In contrast, correctly classified statements displayed a cluster of linguistic features associated with the Cognitive Load framework [35] in most of the 10-folds, specifically low-level features related to length, complexity, and analytical style of the texts, that may have enabled the distinction between truthful and deceptive statements. According to this framework, it is plausible explanation behind these findings is that liars would experience increased cognitive load while fabricating their fake responses by checking their congruency with other fabricated information to maintain credibility and consistency [45], therefore producing shorter and less complex sentences.
At the time of writing and to the best of our knowledge, this is the first study involving the use of an LLM for a lie-detection task. The main advantage of our approach consists of its applicability to raw text without the need for extensive training or handcrafted features. We highlighted the importance of a diversified dataset to achieve a generalized good performance. We also considered crucial the balance between the diversity of the dataset and the size of the LLM, suggesting that the more diverse the dataset is, the bigger the model required to achieve higher-level accuracy. Therefore, future works could explore the inclusion of new datasets, trying different LLMs (e.g., the most recent GPT-4), different sizes (e.g., FLAN-T5 XXL version), and different fine-tuning strategies to investigate the variance in performance within a lie-detection task. Furthermore, our fine-tuning approach completely erased the previous capabilities possessed by the model; therefore, future works should focus also on new fine-tuning strategies that do not compromise the model’s original capabilities.

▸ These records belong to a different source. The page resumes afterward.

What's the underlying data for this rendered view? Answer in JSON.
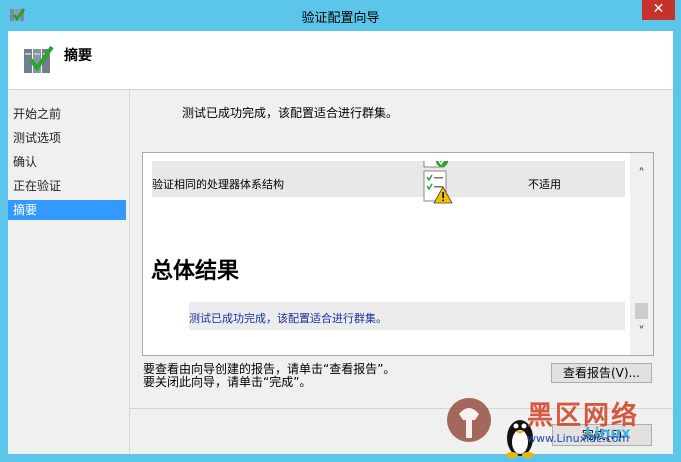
{
  "window": {
    "title": "验证配置向导",
    "close_label": "✕"
  },
  "header": {
    "title": "摘要",
    "icon": "cluster-validate-icon"
  },
  "sidebar": {
    "items": [
      {
        "label": "开始之前",
        "active": false
      },
      {
        "label": "测试选项",
        "active": false
      },
      {
        "label": "确认",
        "active": false
      },
      {
        "label": "正在验证",
        "active": false
      },
      {
        "label": "摘要",
        "active": true
      }
    ]
  },
  "main": {
    "status_line": "测试已成功完成，该配置适合进行群集。",
    "report": {
      "row": {
        "name": "验证相同的处理器体系结构",
        "status": "不适用",
        "icon": "warning-checklist-icon"
      },
      "overall_title": "总体结果",
      "overall_text": "测试已成功完成，该配置适合进行群集。"
    },
    "instruction_line1": "要查看由向导创建的报告，请单击“查看报告”。",
    "instruction_line2": "要关闭此向导，请单击“完成”。",
    "view_report_label": "查看报告(V)...",
    "finish_label": "完成(F)"
  },
  "watermark": {
    "line1": "黑区网络",
    "line2": "www.Linuxidc.com",
    "brand": "Linux"
  },
  "colors": {
    "titlebar": "#5bc6ea",
    "accent": "#3399ff",
    "close": "#c7312c"
  }
}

Despite the demonstrated success of our model, three significant limitations impact the ecological validity of our findings and their practical application in real-life scenarios.
The first notable limitation pertains to the narrow focus of our study, which concentrated solely on lie detection within three specific contexts: personal opinions, autobiographical memories, and future intentions. This restricted scope limits the possibility to accurately classify deceptive texts within different domains. A second limitation is that we exclusively considered datasets developed in experimental set-ups designed to collect genuine and completely fabricated narratives. However, individuals frequently employ embedded lies in real-life scenarios, in which substantial portions of their narratives are true, rather than fabricating an entirely fictitious story. Finally, the datasets employed in this study were collected in experimental low-stake scenarios, in which the participants had low incentives to lie and appear credible. Because of all the above issues, the application of our model in real-life contexts may be limited, and caution is advised when interpreting the results in such situations. These limitations underscore the need for future research to address these concerns and expand the applicability and generalizability of lie-detection models in real-life settings.